Il settore, infatti, è tornato
finalmente a crescere sia in termini di viaggi che di pernottamenti. La
bilancia turistica nel 2006 ha segnato un saldo positivo di oltre 12 mila
milioni di euro con un incremento del 13% rispetto all’anno precedente.
Nel 2006, inoltre, abbiamo
abbattuto il muro dei 240 milioni di pernottamenti alberghieri, con incrementi
della clientela nazionale ed estera ed abbiamo registrato, per la prima volta
nel nostro paese, più di 30 miliardi di euro spesi per turismo dagli stranieri.
Tutto questo ha permesso al
turismo di consolidare un fatturato totale pari a circa 140 miliardi di euro.
Dopo un quinquennio in cui il
turismo italiano ha perso costantemente quote di mercato sullo scenario
internazionale, stiamo faticosamente rialzando la testa.
Ma cosa c’è da fare per
sostenere questa ripresa, che può far bene non solo al turismo ma, come
dimostra il saldo della bilancia, a tutta l’economia del nostro Paese?
Sappiamo che c’è ancora molto da
fare, soprattutto per recuperare il gap competitivo che abbiamo non tanto nei
confronti dei Paesi cosiddetti emergenti, che hanno altre caratteristiche e
propongono un prodotto turistico spesso troppo diverso dal nostro.
Penso, piuttosto, ai nostri
diretti competitors in Europa, particolarmente Francia e Spagna.
Il turismo italiano, oltre ai
problemi specifici del settore, sconta gli effetti negativi del sistema paese,
quindi costo dell’energia e del lavoro maggiori rispetto al resto dell’Europa,
scarsa flessibilità del mercato del lavoro, ecc;
con in più la complicanza o la
fortuna, che in questo campo è impossibile delocalizzare la produzione o cedere
il bene “Turismo” ad altri.
Per quanto riguarda il profilo
del mercato del lavoro sappiamo, che il turismo si caratterizza soprattutto per
l’utilizzo di forme contrattuali a tempo determinato quale modalità ordinaria
della gestione del lavoro, in considerazione della forte stagionalità che è la
caratteristica evidente di questa attività produttiva.

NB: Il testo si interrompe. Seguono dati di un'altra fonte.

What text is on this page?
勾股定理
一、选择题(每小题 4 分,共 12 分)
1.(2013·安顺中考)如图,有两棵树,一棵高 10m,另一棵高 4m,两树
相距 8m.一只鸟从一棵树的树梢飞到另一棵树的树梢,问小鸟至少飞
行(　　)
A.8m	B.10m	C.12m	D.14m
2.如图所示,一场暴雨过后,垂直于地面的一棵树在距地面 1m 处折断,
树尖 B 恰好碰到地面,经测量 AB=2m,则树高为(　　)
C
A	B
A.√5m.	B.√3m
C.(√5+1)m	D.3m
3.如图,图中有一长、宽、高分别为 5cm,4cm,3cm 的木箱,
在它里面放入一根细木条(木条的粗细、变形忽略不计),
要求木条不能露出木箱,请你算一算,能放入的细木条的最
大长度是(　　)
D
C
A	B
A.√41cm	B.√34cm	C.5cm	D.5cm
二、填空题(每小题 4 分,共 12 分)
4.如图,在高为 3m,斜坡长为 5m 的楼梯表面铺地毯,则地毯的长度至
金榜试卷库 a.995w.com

Per questo motivo il settore non
ha mai avuto accesso ai benefici previsti, nel tempo, a sostegno
dell’occupazione, non ultimo il cuneo fiscale introdotto dalla finanziaria per
il 2007.
Finanziaria che, in ogni caso,
ha segnato l’inizio di un processo a favore dell’innovazione e
dell’ammodernamento del prodotto turistico italiano, oltre che a risolvere
alcune questioni da tempo aperte, quali quella dei canoni demaniali e del
turismo congressuale.
Ed è anche soprattutto per
questi motivi che auspichiamo che lo stop dato ad alcuni di questi
provvedimenti da parte dei ricorsi di qualche regione, possa essere velocemente
superato.
Perché è necessario continuare a
sostenere questo cammino intrapreso anche attraverso le modalità di
concertazione e condivisione avviate con il Comitato per le Politiche
turistiche e l’Agenzia nazionale per il turismo.
Tornando, però, alla questione
della competitività cui mi riferivo poc’anzi, è necessario continuare con le
riforme già intraprese ma avere anche il coraggio di osare qualcosa di più.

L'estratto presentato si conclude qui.